His expression, as always, appeared deadly serious.

“They’re expecting us,” Malek said in his flat-toned voice.

He paused, seeming to notice only then that he had all of their attention. He looked around at their faces, his expression unmoving, then back at Charlie.

“I don’t think they’re friends,” he added, his voice even more matter of fact.

They all blinked at him.

They all glanced at one another.

Then Nick let out another cynical grunt.

“Fantastic,” he said wryly. He met Wynter’s gaze. “…And of course.”

* * *

It was odd to walk down roughly the same tunnel, at roughly the same angle, only now in full illumination and without the anti-radiation suits.

Nick felt lighter and more alert with every step he took.

He didn’t want to know what he and Jordan must have looked like when they half-fell out of that chamber, not in terms of his face or hands or the rest of him.

They’d gotten this far, and that was miracle enough.

They hadn’t lost anyone yet.

Nick was determined to keep it that way, but Malek’s words hadn’t exactly been reassuring. Whoever was waiting down here, it was clear they weren’t on Team Nick, or looking to score friend points with Team Nick’s motley, mix-raced “coven.”

Nick could feel something else now, too, a feeling he wouldn’t have recognized even a month ago, but now was so unmistakeable, he understood the significance even before he’d admitted it to himself fully.

He felt floaty, light-headed, in a way he hadn’t when the radiation had been poisoning him. He saw whispers of memories behind his eyes, views of himself standing on the battlefield beside Brick, both of them gripping long plasma rifles as they walked side by side into a firefight filled with Charles’ seers wielding swords, and mentally-compromised humans wearing armor that vampire fangs couldn’t puncture.

Nick saw dead bodies strewn for entire football fields in all directions. In his head, the air smelled like smoke and fresh blood, and Nick’s fangs were extended even as rage boiled through him that he had to be there at all.

Then he would blink, and he would see a house just like his parents’ house in Potrero Hill. He would see bonfires on the beach, and his tanned, human arms, and hear laughter as they passed around joints, their boom-box blaring tunes that echoed up the sandy cliffs.

Nick blinked again, more forcefully that time, and the corridor swam back into view.

The portal was close.

It had to be.

Wynter glanced over at him when he thought it, and gave him a slight nod.

He could feel that her and the other seers were reacting to its nearness, too, but he couldn’t tell in exactly what ways. From what he could feel, Wynter was having an especially strong reaction to it, though, which made sense if she wasn’t from this world.

“It’s not just Wynter,” Tai whispered.

Nick glanced at the baby seer, then at her brother, who walked beside her, now holding his sister’s hand.

As Nick looked at their two, pale, dirt-smudged faces, he realized she was right.

It wasn’t just Wynter.

It wasn’t just him.

Maybe it was all of them.

Or maybe it was just those of them who hadn’t been born in this place.

Either way, Nick could feel his blood singing with a kind of chaotic relief.

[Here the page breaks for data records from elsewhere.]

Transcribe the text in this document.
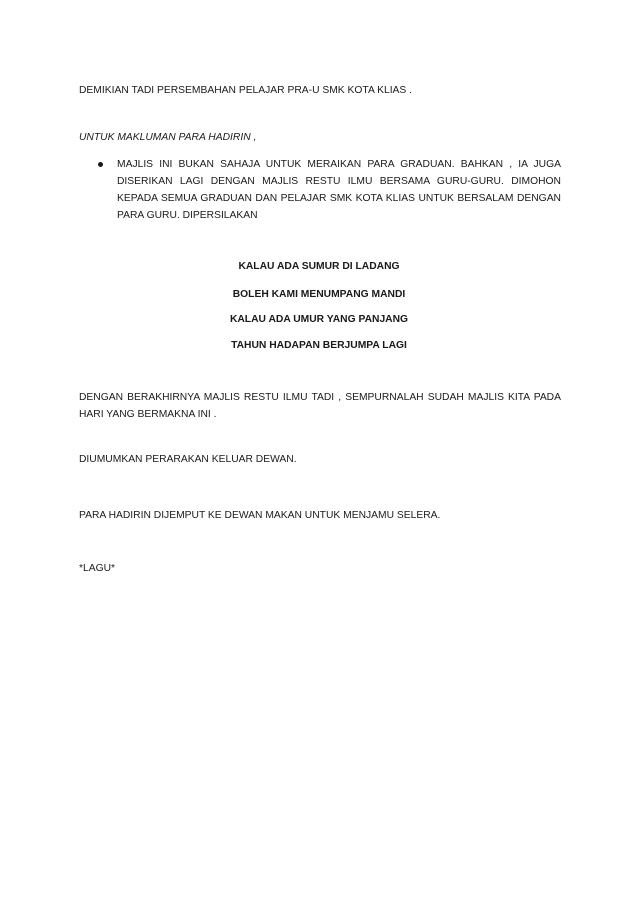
DEMIKIAN TADI PERSEMBAHAN PELAJAR PRA-U SMK KOTA KLIAS .

UNTUK MAKLUMAN PARA HADIRIN ,

MAJLIS INI BUKAN SAHAJA UNTUK MERAIKAN PARA GRADUAN. BAHKAN , IA JUGA DISERIKAN LAGI DENGAN MAJLIS RESTU ILMU BERSAMA GURU-GURU. DIMOHON KEPADA SEMUA GRADUAN DAN PELAJAR SMK KOTA KLIAS UNTUK BERSALAM DENGAN PARA GURU. DIPERSILAKAN

KALAU ADA SUMUR DI LADANG

BOLEH KAMI MENUMPANG MANDI

KALAU ADA UMUR YANG PANJANG

TAHUN HADAPAN BERJUMPA LAGI

DENGAN BERAKHIRNYA MAJLIS RESTU ILMU TADI , SEMPURNALAH SUDAH MAJLIS KITA PADA HARI YANG BERMAKNA INI .

DIUMUMKAN PERARAKAN KELUAR DEWAN.

PARA HADIRIN DIJEMPUT KE DEWAN MAKAN UNTUK MENJAMU SELERA.

*LAGU*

It was stronger than he remembered from the last time he’d gotten this close to one of the portal gates. It was strong enough to make him feel dizzy, drunk, even euphoric in a way, and dangerously close to out of control. He worried that those feelings would make it difficult to face whatever they’d meet at the end of that tunnel, but the feelings themselves made it almost impossible to hold onto that worry for more than seconds at a time.

For most of the time they walked down that steeply-sloped path, Nick felt like he might vibrate out of his skin.

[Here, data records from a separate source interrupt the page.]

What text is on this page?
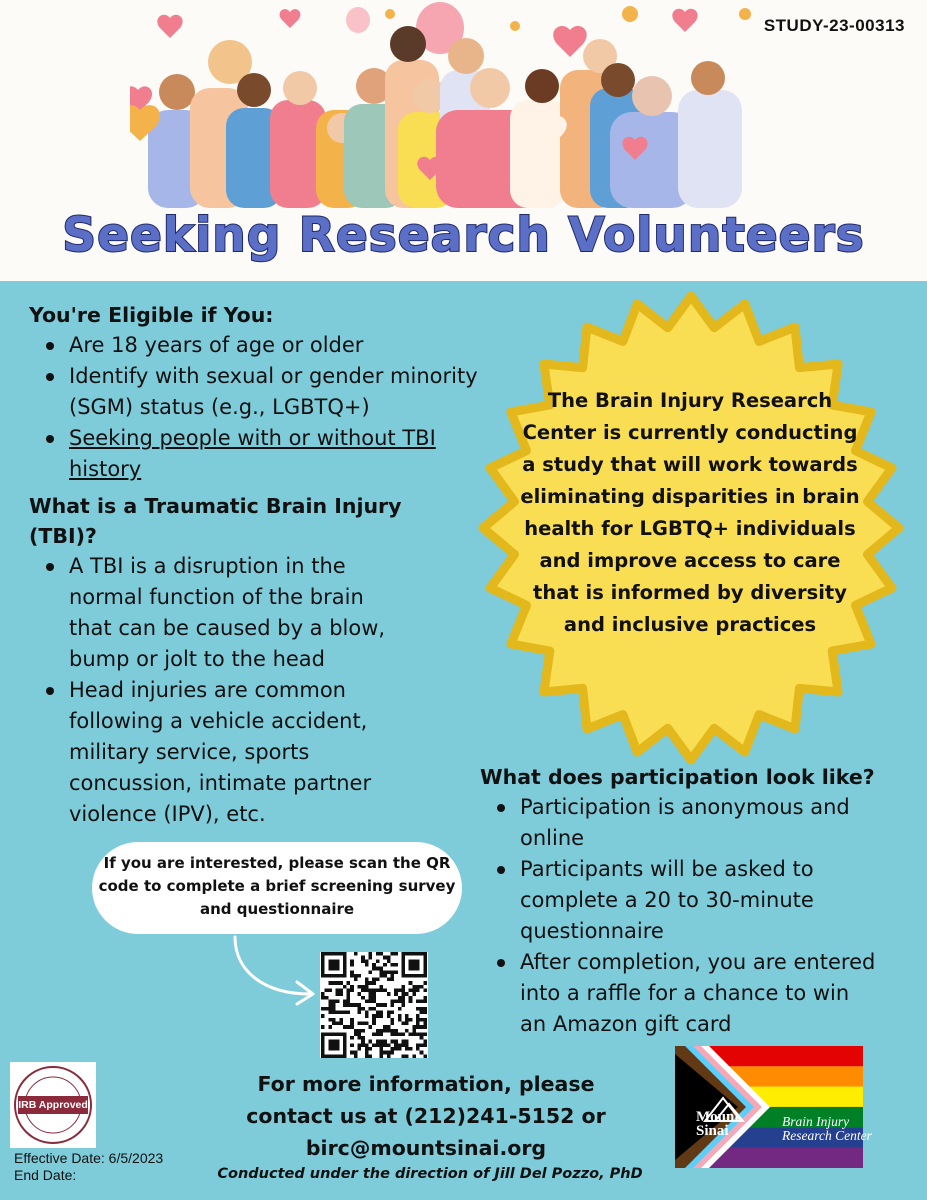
STUDY-23-00313
Seeking Research Volunteers

You're Eligible if You:

Are 18 years of age or older
Identify with sexual or gender minority (SGM) status (e.g., LGBTQ+)
Seeking people with or without TBI history

What is a Traumatic Brain Injury (TBI)?

A TBI is a disruption in the normal function of the brain that can be caused by a blow, bump or jolt to the head
Head injuries are common following a vehicle accident, military service, sports concussion, intimate partner violence (IPV), etc.
The Brain Injury Research Center is currently conducting a study that will work towards eliminating disparities in brain health for LGBTQ+ individuals and improve access to care that is informed by diversity and inclusive practices

What does participation look like?

Participation is anonymous and online
Participants will be asked to complete a 20 to 30-minute questionnaire
After completion, you are entered into a raffle for a chance to win an Amazon gift card
If you are interested, please scan the QR code to complete a brief screening survey and questionnaire
IRB Approved
Effective Date: 6/5/2023
End Date:
For more information, please
contact us at (212)241-5152 or
birc@mountsinai.org
Conducted under the direction of Jill Del Pozzo, PhD
Mount
Sinai
Brain Injury
Research Center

Then, before he’d found a way to manage all of that, they rounded the last corner.

Nick had been hearing a rising hum in his ears for a while now, what sounded like machinery, but it hadn’t been enough of a difference to prepare him for what he was looking at now.

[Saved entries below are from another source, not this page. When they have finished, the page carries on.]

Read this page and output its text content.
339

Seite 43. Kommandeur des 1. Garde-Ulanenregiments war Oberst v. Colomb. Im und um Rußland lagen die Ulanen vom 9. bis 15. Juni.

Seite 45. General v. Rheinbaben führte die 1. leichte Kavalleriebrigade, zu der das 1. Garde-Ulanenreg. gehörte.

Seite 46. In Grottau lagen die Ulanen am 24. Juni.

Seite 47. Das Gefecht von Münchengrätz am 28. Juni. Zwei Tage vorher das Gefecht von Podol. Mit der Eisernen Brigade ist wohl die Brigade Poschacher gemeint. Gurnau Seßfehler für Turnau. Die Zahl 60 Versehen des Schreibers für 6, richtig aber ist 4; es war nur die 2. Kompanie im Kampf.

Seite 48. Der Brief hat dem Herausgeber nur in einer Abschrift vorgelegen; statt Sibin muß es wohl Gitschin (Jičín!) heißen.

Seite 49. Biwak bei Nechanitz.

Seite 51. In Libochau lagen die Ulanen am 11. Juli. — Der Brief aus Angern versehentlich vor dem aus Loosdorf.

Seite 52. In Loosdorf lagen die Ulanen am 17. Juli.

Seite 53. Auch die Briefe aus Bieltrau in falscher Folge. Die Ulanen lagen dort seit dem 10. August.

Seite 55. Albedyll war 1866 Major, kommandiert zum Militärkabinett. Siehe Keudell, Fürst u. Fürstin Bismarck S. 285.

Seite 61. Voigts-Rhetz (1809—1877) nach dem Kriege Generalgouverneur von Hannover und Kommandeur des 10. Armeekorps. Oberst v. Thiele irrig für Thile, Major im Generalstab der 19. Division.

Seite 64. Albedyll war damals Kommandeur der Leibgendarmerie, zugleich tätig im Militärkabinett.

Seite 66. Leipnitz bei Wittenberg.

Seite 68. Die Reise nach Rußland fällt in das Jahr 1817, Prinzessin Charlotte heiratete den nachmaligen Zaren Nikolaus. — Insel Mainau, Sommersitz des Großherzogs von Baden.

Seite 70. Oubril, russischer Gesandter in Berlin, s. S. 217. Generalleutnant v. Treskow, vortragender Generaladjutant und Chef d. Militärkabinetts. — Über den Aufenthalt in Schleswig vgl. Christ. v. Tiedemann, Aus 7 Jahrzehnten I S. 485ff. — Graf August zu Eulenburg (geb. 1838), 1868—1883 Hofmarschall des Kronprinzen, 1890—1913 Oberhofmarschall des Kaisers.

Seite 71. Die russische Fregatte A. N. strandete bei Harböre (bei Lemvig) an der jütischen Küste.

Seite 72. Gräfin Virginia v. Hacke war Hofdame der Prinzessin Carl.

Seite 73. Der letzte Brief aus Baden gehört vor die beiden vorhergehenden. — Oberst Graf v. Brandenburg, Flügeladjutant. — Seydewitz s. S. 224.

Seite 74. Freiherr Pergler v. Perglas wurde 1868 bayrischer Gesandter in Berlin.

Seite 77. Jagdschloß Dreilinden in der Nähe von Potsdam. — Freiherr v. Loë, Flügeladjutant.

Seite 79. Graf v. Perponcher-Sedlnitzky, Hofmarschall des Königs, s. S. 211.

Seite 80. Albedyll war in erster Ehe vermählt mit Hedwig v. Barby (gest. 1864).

Maybe it was because he hadn’t heard anything else apart from that hum: no voices, no discordant notes, no clanging, no footsteps, no indication of a single living being rustling around in the wider space. Nick smelled nothing ahead that indicated they weren’t alone.

For that reason alone, the end of the corridor managed to utterly surprise him.

It also made him think Malek was right.

Someone definitely knew they were here.